Transhumanists believe that we can and should use technology to overcome the limitations of the human brain and body. For example, transhumanists advocate using technology to radically increase our lifespan, intelligence, happiness, and virtue. In relation to the themes of the journal of Minds and Machines transhumanists advocate cognitive enhancement along three vectors.

One vector is cognitive enhancement using pharmaceuticals, genetic therapies and tissue engineering. Direct modification of the organic brain will allow human beings to increase our intelligence, expand our memory, sharpen our capacity for concentration, and eliminate cognitive and psychological disabilities.

A second vector is through ‘cyborgization’ - the incorporation of devices, nanorobots and computers into the body. This trajectory may permit the augmentation of the senses with artificial hearing and sight superior to organic ears and eyes, the direct augmentation of cognition with brain prostheses, and connecting the brain wirelessly to the Internet.  These technologies will likely converge with the growth of virtual worlds and augmented reality, blurring divisions between the “virtual” and the “real.”

The third vector of human enhancement is through the creation of ‘mind-children,’ computers and robots with, at least, human-level cognition, emotions and abilities. These machine minds may be created either through efforts to create artificial life and general intelligence, and/or by uploading human minds into machines.  Once created these machine minds may be far more capable and powerful than organic humans.

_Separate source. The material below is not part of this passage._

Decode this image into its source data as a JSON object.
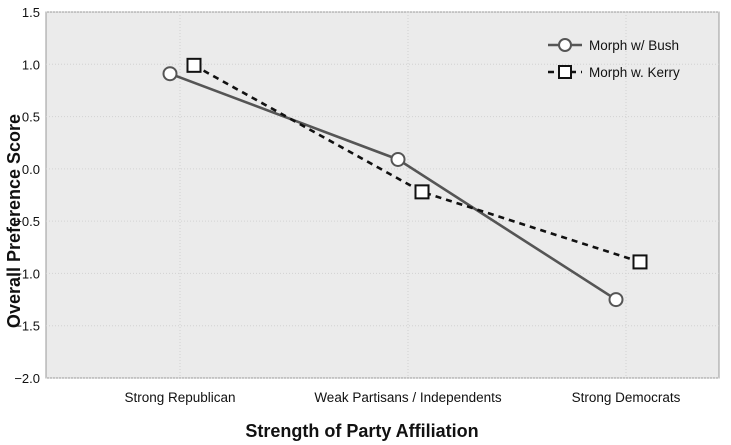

This special issue of Mind and Machines will explore the philosophical problems and implications of the transhumanist project in regards to these processes, cognitive enhancement, cyborgization and the creation of mind children. How far can these processes go, and how far should they go?

Possible Topics:

* What philosophical questions are posed by efforts to enhance intellectual, aesthetic and moral abilities with drugs, gene therapies, brain machines and computers?
* What philosophical questions are posed by cyborgization, uploading and the blurring of the real and virtual?
* How plausible are cognitive enhancement, human-machine integration, immersive virtual reality and the brain prostheses?
* How should we regulate cognitive enhancement, cyborgization and uploading?
* Is uploading the mind to a computer platform possible?
* What ethical guidelines should govern uploading and the intentional creation of machine minds?
* What implications do these technologies pose for personal identity and legal personhood? At what point, if any, do machines minds become rights-bearing persons?
* How likely is it that our descendents will be embodied in machines that stand to us in intelligence as we do our hominid ancestors?

Length

We anticipate that this issue will contain around 10 papers and, as a working guide, the papers should be between 4000 and 12,000 words in length.

Formatting instructions

Formatting guidelines are available here:
http://www.springer.com/computer/artificial/journal/11023

Submission procedure

Manuscripts must be submitted electronically and in the Microsoft Word (not LaTex) format to james.hughes@trincoll.edu (not to the Springer site), properly formatted, by January 15, 2009.

Review process

Each submission will ideally receive two reviews. Completed review forms will be forwarded to the corresponding authors. Please suggest up to three external reviewers to facilitate the review process.

About Mind and Machines

Affiliated with the Society for Machines and Mentality, the journal Minds and Machines fosters a tradition of criticism within the AI and philosophical communities on problems and issues of common concern. Its scope explicitly encompasses philosophical aspects of computer science.

The journal affords an international forum for the discussion and debate of important and controversial issues concerning significant developments within its areas of editorial focus. It features special issues devoted to specific topics, critical responses to previously published pieces, and review essays discussing current problem situations.